Commons:Bots/Requests/SamoaBot 2

From Wikimedia Commons, the free media repository
Jump to navigation Jump to search

SamoaBot 2 (talk · contribs)

Operator: Ricordisamoa (talk · contributions · Statistics · Recent activity · block log · User rights log · uploads · Global account information)

Bot's tasks for which permission is being sought: detecting and logging (in a user subpage) SVG images without a proper xmlns declaration on the root <svg> element: those images aren't viewable at all in some browsers, and should be properly fixed (this can be done later, either manually or automatically)

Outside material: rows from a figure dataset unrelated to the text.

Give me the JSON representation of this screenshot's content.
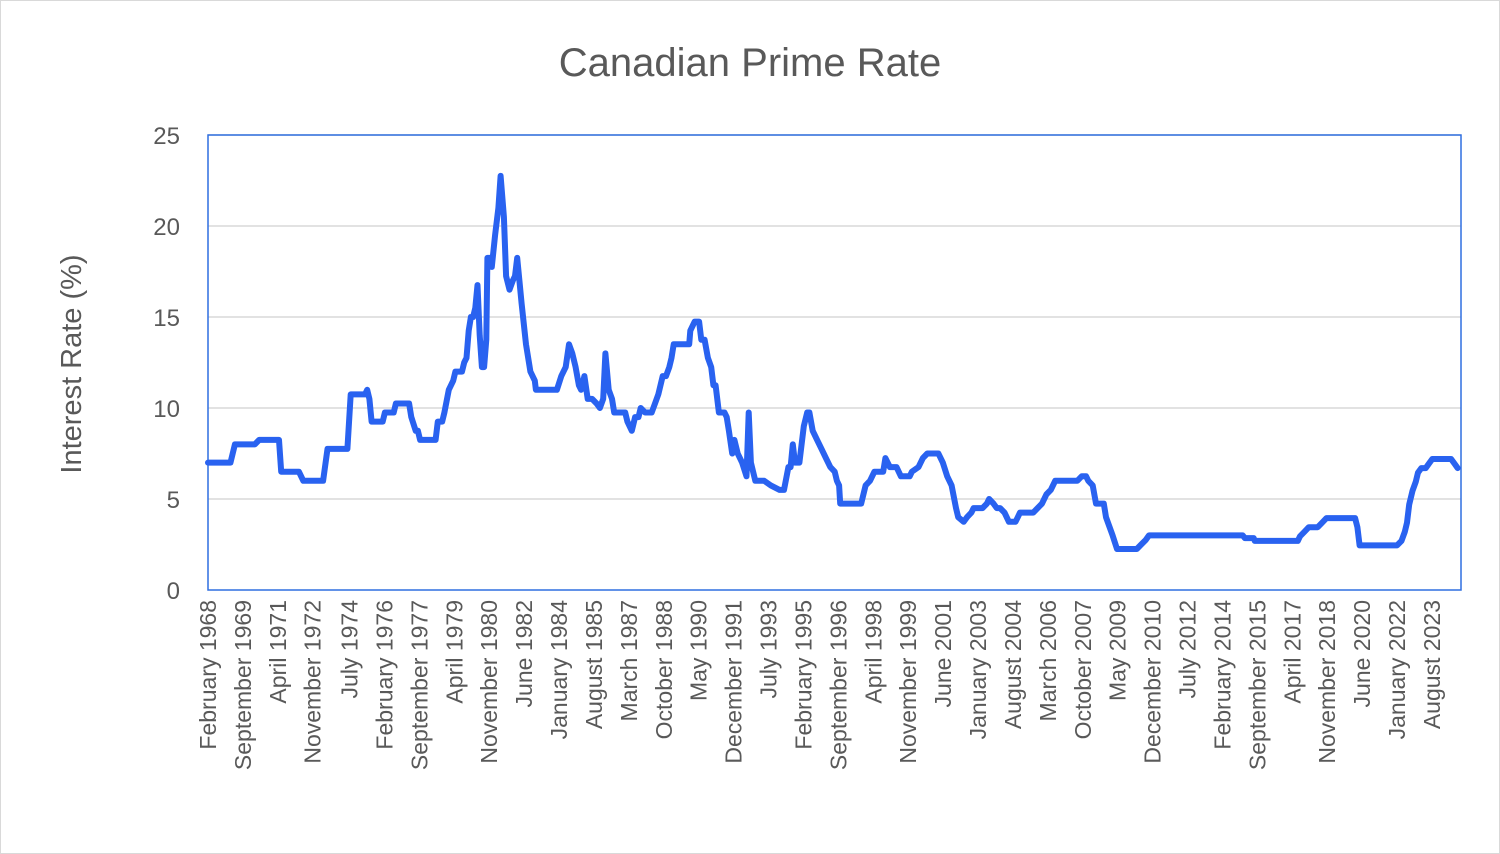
{
  "colors": {
    "series": "#2962f0",
    "text": "#595959",
    "grid": "#d9d9d9",
    "border": "#2f6fe0"
  },
  "chart_data": {
    "type": "line",
    "title": "Canadian Prime Rate",
    "xlabel": "",
    "ylabel": "Interest Rate (%)",
    "ylim": [
      0,
      25
    ],
    "yticks": [
      0,
      5,
      10,
      15,
      20,
      25
    ],
    "xlim": [
      1968.08,
      2024.9
    ],
    "grid": true,
    "legend": "none",
    "xtick_labels": [
      {
        "label": "February 1968",
        "x": 1968.08
      },
      {
        "label": "September 1969",
        "x": 1969.67
      },
      {
        "label": "April 1971",
        "x": 1971.25
      },
      {
        "label": "November 1972",
        "x": 1972.83
      },
      {
        "label": "July 1974",
        "x": 1974.5
      },
      {
        "label": "February 1976",
        "x": 1976.08
      },
      {
        "label": "September 1977",
        "x": 1977.67
      },
      {
        "label": "April 1979",
        "x": 1979.25
      },
      {
        "label": "November 1980",
        "x": 1980.83
      },
      {
        "label": "June 1982",
        "x": 1982.42
      },
      {
        "label": "January 1984",
        "x": 1984.0
      },
      {
        "label": "August 1985",
        "x": 1985.58
      },
      {
        "label": "March 1987",
        "x": 1987.17
      },
      {
        "label": "October 1988",
        "x": 1988.75
      },
      {
        "label": "May 1990",
        "x": 1990.33
      },
      {
        "label": "December 1991",
        "x": 1991.92
      },
      {
        "label": "July 1993",
        "x": 1993.5
      },
      {
        "label": "February 1995",
        "x": 1995.08
      },
      {
        "label": "September 1996",
        "x": 1996.67
      },
      {
        "label": "April 1998",
        "x": 1998.25
      },
      {
        "label": "November 1999",
        "x": 1999.83
      },
      {
        "label": "June 2001",
        "x": 2001.42
      },
      {
        "label": "January 2003",
        "x": 2003.0
      },
      {
        "label": "August 2004",
        "x": 2004.58
      },
      {
        "label": "March 2006",
        "x": 2006.17
      },
      {
        "label": "October 2007",
        "x": 2007.75
      },
      {
        "label": "May 2009",
        "x": 2009.33
      },
      {
        "label": "December 2010",
        "x": 2010.92
      },
      {
        "label": "July 2012",
        "x": 2012.5
      },
      {
        "label": "February 2014",
        "x": 2014.08
      },
      {
        "label": "September 2015",
        "x": 2015.67
      },
      {
        "label": "April 2017",
        "x": 2017.25
      },
      {
        "label": "November 2018",
        "x": 2018.83
      },
      {
        "label": "June 2020",
        "x": 2020.42
      },
      {
        "label": "January 2022",
        "x": 2022.0
      },
      {
        "label": "August 2023",
        "x": 2023.58
      }
    ],
    "series": [
      {
        "name": "Canadian Prime Rate",
        "points": [
          [
            1968.08,
            7.0
          ],
          [
            1968.9,
            7.0
          ],
          [
            1969.1,
            7.0
          ],
          [
            1969.3,
            8.0
          ],
          [
            1969.67,
            8.0
          ],
          [
            1970.2,
            8.0
          ],
          [
            1970.4,
            8.25
          ],
          [
            1971.0,
            8.25
          ],
          [
            1971.3,
            8.25
          ],
          [
            1971.4,
            6.5
          ],
          [
            1972.2,
            6.5
          ],
          [
            1972.4,
            6.0
          ],
          [
            1973.3,
            6.0
          ],
          [
            1973.5,
            7.75
          ],
          [
            1974.4,
            7.75
          ],
          [
            1974.55,
            10.75
          ],
          [
            1975.2,
            10.75
          ],
          [
            1975.3,
            11.0
          ],
          [
            1975.4,
            10.5
          ],
          [
            1975.5,
            9.25
          ],
          [
            1976.0,
            9.25
          ],
          [
            1976.1,
            9.75
          ],
          [
            1976.5,
            9.75
          ],
          [
            1976.6,
            10.25
          ],
          [
            1977.2,
            10.25
          ],
          [
            1977.3,
            9.5
          ],
          [
            1977.5,
            8.75
          ],
          [
            1977.6,
            8.75
          ],
          [
            1977.7,
            8.25
          ],
          [
            1978.4,
            8.25
          ],
          [
            1978.5,
            9.25
          ],
          [
            1978.7,
            9.25
          ],
          [
            1978.8,
            9.75
          ],
          [
            1979.0,
            11.0
          ],
          [
            1979.2,
            11.5
          ],
          [
            1979.3,
            12.0
          ],
          [
            1979.6,
            12.0
          ],
          [
            1979.7,
            12.5
          ],
          [
            1979.8,
            12.75
          ],
          [
            1979.9,
            14.25
          ],
          [
            1980.0,
            15.0
          ],
          [
            1980.1,
            15.0
          ],
          [
            1980.2,
            15.5
          ],
          [
            1980.3,
            16.75
          ],
          [
            1980.4,
            14.0
          ],
          [
            1980.5,
            12.25
          ],
          [
            1980.6,
            12.25
          ],
          [
            1980.7,
            13.75
          ],
          [
            1980.75,
            18.25
          ],
          [
            1980.85,
            18.25
          ],
          [
            1980.95,
            17.75
          ],
          [
            1981.1,
            19.5
          ],
          [
            1981.25,
            21.0
          ],
          [
            1981.35,
            22.75
          ],
          [
            1981.5,
            20.5
          ],
          [
            1981.6,
            17.25
          ],
          [
            1981.75,
            16.5
          ],
          [
            1981.9,
            17.0
          ],
          [
            1982.0,
            17.25
          ],
          [
            1982.1,
            18.25
          ],
          [
            1982.2,
            17.0
          ],
          [
            1982.3,
            15.75
          ],
          [
            1982.5,
            13.5
          ],
          [
            1982.7,
            12.0
          ],
          [
            1982.9,
            11.5
          ],
          [
            1982.95,
            11.0
          ],
          [
            1983.5,
            11.0
          ],
          [
            1983.9,
            11.0
          ],
          [
            1984.1,
            11.75
          ],
          [
            1984.3,
            12.25
          ],
          [
            1984.45,
            13.5
          ],
          [
            1984.6,
            13.0
          ],
          [
            1984.75,
            12.25
          ],
          [
            1984.9,
            11.25
          ],
          [
            1985.0,
            11.0
          ],
          [
            1985.15,
            11.75
          ],
          [
            1985.3,
            10.5
          ],
          [
            1985.5,
            10.5
          ],
          [
            1985.7,
            10.25
          ],
          [
            1985.85,
            10.0
          ],
          [
            1986.0,
            10.5
          ],
          [
            1986.1,
            13.0
          ],
          [
            1986.25,
            11.0
          ],
          [
            1986.4,
            10.5
          ],
          [
            1986.5,
            9.75
          ],
          [
            1987.0,
            9.75
          ],
          [
            1987.1,
            9.25
          ],
          [
            1987.3,
            8.75
          ],
          [
            1987.45,
            9.5
          ],
          [
            1987.6,
            9.5
          ],
          [
            1987.7,
            10.0
          ],
          [
            1987.9,
            9.75
          ],
          [
            1988.2,
            9.75
          ],
          [
            1988.35,
            10.25
          ],
          [
            1988.5,
            10.75
          ],
          [
            1988.7,
            11.75
          ],
          [
            1988.85,
            11.75
          ],
          [
            1989.0,
            12.25
          ],
          [
            1989.1,
            12.75
          ],
          [
            1989.2,
            13.5
          ],
          [
            1989.9,
            13.5
          ],
          [
            1989.95,
            14.25
          ],
          [
            1990.15,
            14.75
          ],
          [
            1990.35,
            14.75
          ],
          [
            1990.45,
            13.75
          ],
          [
            1990.6,
            13.75
          ],
          [
            1990.75,
            12.75
          ],
          [
            1990.9,
            12.25
          ],
          [
            1991.0,
            11.25
          ],
          [
            1991.1,
            11.25
          ],
          [
            1991.25,
            9.75
          ],
          [
            1991.5,
            9.75
          ],
          [
            1991.6,
            9.5
          ],
          [
            1991.7,
            8.75
          ],
          [
            1991.85,
            7.5
          ],
          [
            1991.95,
            8.25
          ],
          [
            1992.1,
            7.5
          ],
          [
            1992.3,
            7.0
          ],
          [
            1992.5,
            6.25
          ],
          [
            1992.6,
            9.75
          ],
          [
            1992.7,
            7.0
          ],
          [
            1992.8,
            6.5
          ],
          [
            1992.9,
            6.0
          ],
          [
            1993.3,
            6.0
          ],
          [
            1993.6,
            5.75
          ],
          [
            1994.0,
            5.5
          ],
          [
            1994.2,
            5.5
          ],
          [
            1994.4,
            6.75
          ],
          [
            1994.5,
            6.75
          ],
          [
            1994.6,
            8.0
          ],
          [
            1994.7,
            7.0
          ],
          [
            1994.9,
            7.0
          ],
          [
            1995.1,
            9.0
          ],
          [
            1995.25,
            9.75
          ],
          [
            1995.35,
            9.75
          ],
          [
            1995.5,
            8.75
          ],
          [
            1995.7,
            8.25
          ],
          [
            1995.9,
            7.75
          ],
          [
            1996.1,
            7.25
          ],
          [
            1996.3,
            6.75
          ],
          [
            1996.5,
            6.5
          ],
          [
            1996.6,
            6.0
          ],
          [
            1996.7,
            5.75
          ],
          [
            1996.75,
            4.75
          ],
          [
            1997.5,
            4.75
          ],
          [
            1997.7,
            4.75
          ],
          [
            1997.9,
            5.75
          ],
          [
            1998.1,
            6.0
          ],
          [
            1998.3,
            6.5
          ],
          [
            1998.7,
            6.5
          ],
          [
            1998.8,
            7.25
          ],
          [
            1999.0,
            6.75
          ],
          [
            1999.3,
            6.75
          ],
          [
            1999.5,
            6.25
          ],
          [
            1999.9,
            6.25
          ],
          [
            2000.0,
            6.5
          ],
          [
            2000.3,
            6.75
          ],
          [
            2000.5,
            7.25
          ],
          [
            2000.7,
            7.5
          ],
          [
            2001.2,
            7.5
          ],
          [
            2001.4,
            7.0
          ],
          [
            2001.6,
            6.25
          ],
          [
            2001.8,
            5.75
          ],
          [
            2002.0,
            4.5
          ],
          [
            2002.1,
            4.0
          ],
          [
            2002.35,
            3.75
          ],
          [
            2002.5,
            4.0
          ],
          [
            2002.7,
            4.25
          ],
          [
            2002.8,
            4.5
          ],
          [
            2003.2,
            4.5
          ],
          [
            2003.4,
            4.75
          ],
          [
            2003.5,
            5.0
          ],
          [
            2003.7,
            4.75
          ],
          [
            2003.85,
            4.5
          ],
          [
            2004.0,
            4.5
          ],
          [
            2004.2,
            4.25
          ],
          [
            2004.3,
            4.0
          ],
          [
            2004.4,
            3.75
          ],
          [
            2004.7,
            3.75
          ],
          [
            2004.8,
            4.0
          ],
          [
            2004.9,
            4.25
          ],
          [
            2005.5,
            4.25
          ],
          [
            2005.7,
            4.5
          ],
          [
            2005.9,
            4.75
          ],
          [
            2006.1,
            5.25
          ],
          [
            2006.3,
            5.5
          ],
          [
            2006.5,
            6.0
          ],
          [
            2007.5,
            6.0
          ],
          [
            2007.7,
            6.25
          ],
          [
            2007.9,
            6.25
          ],
          [
            2008.0,
            6.0
          ],
          [
            2008.2,
            5.75
          ],
          [
            2008.35,
            4.75
          ],
          [
            2008.7,
            4.75
          ],
          [
            2008.8,
            4.0
          ],
          [
            2008.95,
            3.5
          ],
          [
            2009.1,
            3.0
          ],
          [
            2009.3,
            2.25
          ],
          [
            2010.2,
            2.25
          ],
          [
            2010.4,
            2.5
          ],
          [
            2010.6,
            2.75
          ],
          [
            2010.75,
            3.0
          ],
          [
            2015.0,
            3.0
          ],
          [
            2015.1,
            2.85
          ],
          [
            2015.5,
            2.85
          ],
          [
            2015.55,
            2.7
          ],
          [
            2017.5,
            2.7
          ],
          [
            2017.6,
            2.95
          ],
          [
            2017.8,
            3.2
          ],
          [
            2018.0,
            3.45
          ],
          [
            2018.4,
            3.45
          ],
          [
            2018.6,
            3.7
          ],
          [
            2018.8,
            3.95
          ],
          [
            2020.1,
            3.95
          ],
          [
            2020.2,
            3.45
          ],
          [
            2020.25,
            2.95
          ],
          [
            2020.3,
            2.45
          ],
          [
            2022.0,
            2.45
          ],
          [
            2022.2,
            2.7
          ],
          [
            2022.35,
            3.2
          ],
          [
            2022.45,
            3.7
          ],
          [
            2022.55,
            4.7
          ],
          [
            2022.7,
            5.45
          ],
          [
            2022.85,
            5.95
          ],
          [
            2022.95,
            6.45
          ],
          [
            2023.1,
            6.7
          ],
          [
            2023.3,
            6.7
          ],
          [
            2023.45,
            6.95
          ],
          [
            2023.6,
            7.2
          ],
          [
            2024.45,
            7.2
          ],
          [
            2024.6,
            6.95
          ],
          [
            2024.75,
            6.7
          ]
        ]
      }
    ]
  }
}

Automatic or manually assisted: automatic, supervised

Edit type (e.g. Continuous, daily, one time run): intermittently

Maximum edit rate (e.g. edits per minute): about 1 edit per minute (max)

Bot flag requested: (Y/N): N (already flagged, see Commons:Bots/Requests/SamoaBot)

Programming language(s): JavaScript, with Ajax (own code, will be published soon)

Ricordisamoa 04:56, 26 March 2013 (UTC)[reply]

Discussion

Here can be seen the log of all images detected so far.--Ricordisamoa 06:02, 26 March 2013 (UTC)[reply]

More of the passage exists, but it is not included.